2. Identify Appropriate Goals for a New IEP
The student dashboard becomes even more valuable as you begin to identify goals for the new IEP. Here you can see how much or how little progress a student made towards their previous IEP goals. Did they master their math goal quickly? Maybe this year’s goal should more closely align with the general education curriculum. If they didn’t master the reading goal, they may need additional services to make meaningful progress during the new IEP. All these elements add important context when defining new IEP goals
3. Determine Modifications and Accommodations
What modifications and accommodations are appropriate for the new IEP? Looking at the service logs, you’ll gain insights into daily performance.
Use the progress monitoring chart to identify where the student was exceling. Review the session notes associated with this period to gain insights into strategies that worked. Think about how you can leverage this information to inform modifications and accommodations in the next IEP.
4. Justify LRE
Students with disabilities are entitled to education in the least restrictive environment. Brolly provides helpful data points when determining the least restrictive environment for the student. Using the dashboard, you’ll gain visibility into the percentage of time each student received services in the general education classroom, resource room, and special education classroom. Use this information in conjunction with progress and behavioral notes or observations to provide context in understanding the least restrictive environment for the student.
Bonus: Walk in Ready
Brolly’s dashboard is a tool for case managers to gain insights into service provision and progress across their students. However, it’s not the most effective way to share data.
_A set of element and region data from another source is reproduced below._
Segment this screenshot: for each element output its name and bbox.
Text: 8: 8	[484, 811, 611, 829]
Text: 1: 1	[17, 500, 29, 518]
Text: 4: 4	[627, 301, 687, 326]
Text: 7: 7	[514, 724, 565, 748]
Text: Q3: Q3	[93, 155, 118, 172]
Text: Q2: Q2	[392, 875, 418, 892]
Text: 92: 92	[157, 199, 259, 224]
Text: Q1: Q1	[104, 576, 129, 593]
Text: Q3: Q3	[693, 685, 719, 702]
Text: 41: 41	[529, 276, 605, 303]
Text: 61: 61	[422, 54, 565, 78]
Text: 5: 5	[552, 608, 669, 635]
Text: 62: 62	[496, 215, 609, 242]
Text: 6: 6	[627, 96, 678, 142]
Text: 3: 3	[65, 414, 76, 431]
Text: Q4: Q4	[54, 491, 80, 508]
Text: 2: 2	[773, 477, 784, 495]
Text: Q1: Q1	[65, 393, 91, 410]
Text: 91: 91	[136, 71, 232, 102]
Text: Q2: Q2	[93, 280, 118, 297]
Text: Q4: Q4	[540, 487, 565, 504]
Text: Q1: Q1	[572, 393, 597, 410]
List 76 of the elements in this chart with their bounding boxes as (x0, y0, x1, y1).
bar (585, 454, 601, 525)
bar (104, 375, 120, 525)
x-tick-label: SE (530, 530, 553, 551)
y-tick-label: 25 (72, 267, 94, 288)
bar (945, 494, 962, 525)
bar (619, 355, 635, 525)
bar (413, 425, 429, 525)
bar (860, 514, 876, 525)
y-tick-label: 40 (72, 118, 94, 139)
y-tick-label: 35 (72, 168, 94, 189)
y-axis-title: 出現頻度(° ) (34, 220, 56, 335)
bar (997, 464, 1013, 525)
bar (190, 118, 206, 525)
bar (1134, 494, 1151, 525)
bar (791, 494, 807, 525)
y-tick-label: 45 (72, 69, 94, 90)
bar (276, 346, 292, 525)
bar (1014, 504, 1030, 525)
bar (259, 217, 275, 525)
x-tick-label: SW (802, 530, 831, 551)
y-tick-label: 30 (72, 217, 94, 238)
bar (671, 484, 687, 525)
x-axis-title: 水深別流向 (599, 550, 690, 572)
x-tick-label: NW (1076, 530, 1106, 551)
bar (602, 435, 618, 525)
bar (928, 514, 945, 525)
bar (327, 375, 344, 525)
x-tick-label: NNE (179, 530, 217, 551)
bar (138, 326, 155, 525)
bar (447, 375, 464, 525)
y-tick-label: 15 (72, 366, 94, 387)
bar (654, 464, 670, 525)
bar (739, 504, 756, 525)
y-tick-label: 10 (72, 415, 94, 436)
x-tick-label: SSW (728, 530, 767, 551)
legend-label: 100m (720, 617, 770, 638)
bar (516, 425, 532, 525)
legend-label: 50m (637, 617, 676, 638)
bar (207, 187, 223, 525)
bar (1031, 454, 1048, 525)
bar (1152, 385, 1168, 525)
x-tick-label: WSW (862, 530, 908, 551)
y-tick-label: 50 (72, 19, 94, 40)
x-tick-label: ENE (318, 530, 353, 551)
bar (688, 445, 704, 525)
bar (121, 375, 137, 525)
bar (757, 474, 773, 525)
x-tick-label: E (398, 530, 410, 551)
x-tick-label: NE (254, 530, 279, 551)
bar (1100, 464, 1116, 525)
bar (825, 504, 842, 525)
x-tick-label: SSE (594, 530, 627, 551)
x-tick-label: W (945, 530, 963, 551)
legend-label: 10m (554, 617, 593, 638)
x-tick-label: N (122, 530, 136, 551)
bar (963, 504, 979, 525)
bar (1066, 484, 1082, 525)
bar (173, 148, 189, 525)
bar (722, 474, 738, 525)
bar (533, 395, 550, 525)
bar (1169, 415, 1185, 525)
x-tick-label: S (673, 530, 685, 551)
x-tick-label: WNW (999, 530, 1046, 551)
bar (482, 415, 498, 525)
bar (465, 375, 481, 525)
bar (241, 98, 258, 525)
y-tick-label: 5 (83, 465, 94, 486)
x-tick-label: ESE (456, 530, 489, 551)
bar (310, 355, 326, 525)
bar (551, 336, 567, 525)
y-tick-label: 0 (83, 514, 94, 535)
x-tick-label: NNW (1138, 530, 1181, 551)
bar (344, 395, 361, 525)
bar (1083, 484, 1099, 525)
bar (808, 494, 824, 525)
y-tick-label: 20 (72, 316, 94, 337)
Dashboards are designed to be interactive, rather than printable. Brolly’s report center helps users get information out of the system.
Navigate to the report center and open the Student Detail Report. Adjust the start and end dates to the duration of the IEP. Then select the student, all providers and all goals. If you have the plus or premium tier, you’ll also want to include rows for days school was not in session. It’s a handy way to gain additional context around service gaps due to school closure. You can see when a school break occurred without having to dig through last year’s calendar.
Run the report and export it as a PDF. Like the dashboard, it provides the chronological services and progress broken out by IEP goal.
In most cases, you won’t need to refer to this report during the IEP meeting. However, it’s helpful to have printed in the event a parent or advocate requests more data to justify choices in the new IEP. Rather than digging through a 3-inch binder of information, you’ll have it in a clean, concise report at your fingertips.
Preparing for an IEP Meeting
As a case manager, your time is very limited, and you’re already stretched thin. You provide services, help students during your prep period, and support those on your case load… plus everything else! By leveraging the data in Brolly’s dashboard, you can gain a better understanding of current performance, appropriate goals for a new IEP, effective supports and accommodations and justify movement in the LRE. All this data is at your fingertips, on-demand. No more waiting for responses from other providers. Get the visibility you need to make data-based decisions and put the “I” in “IEP”.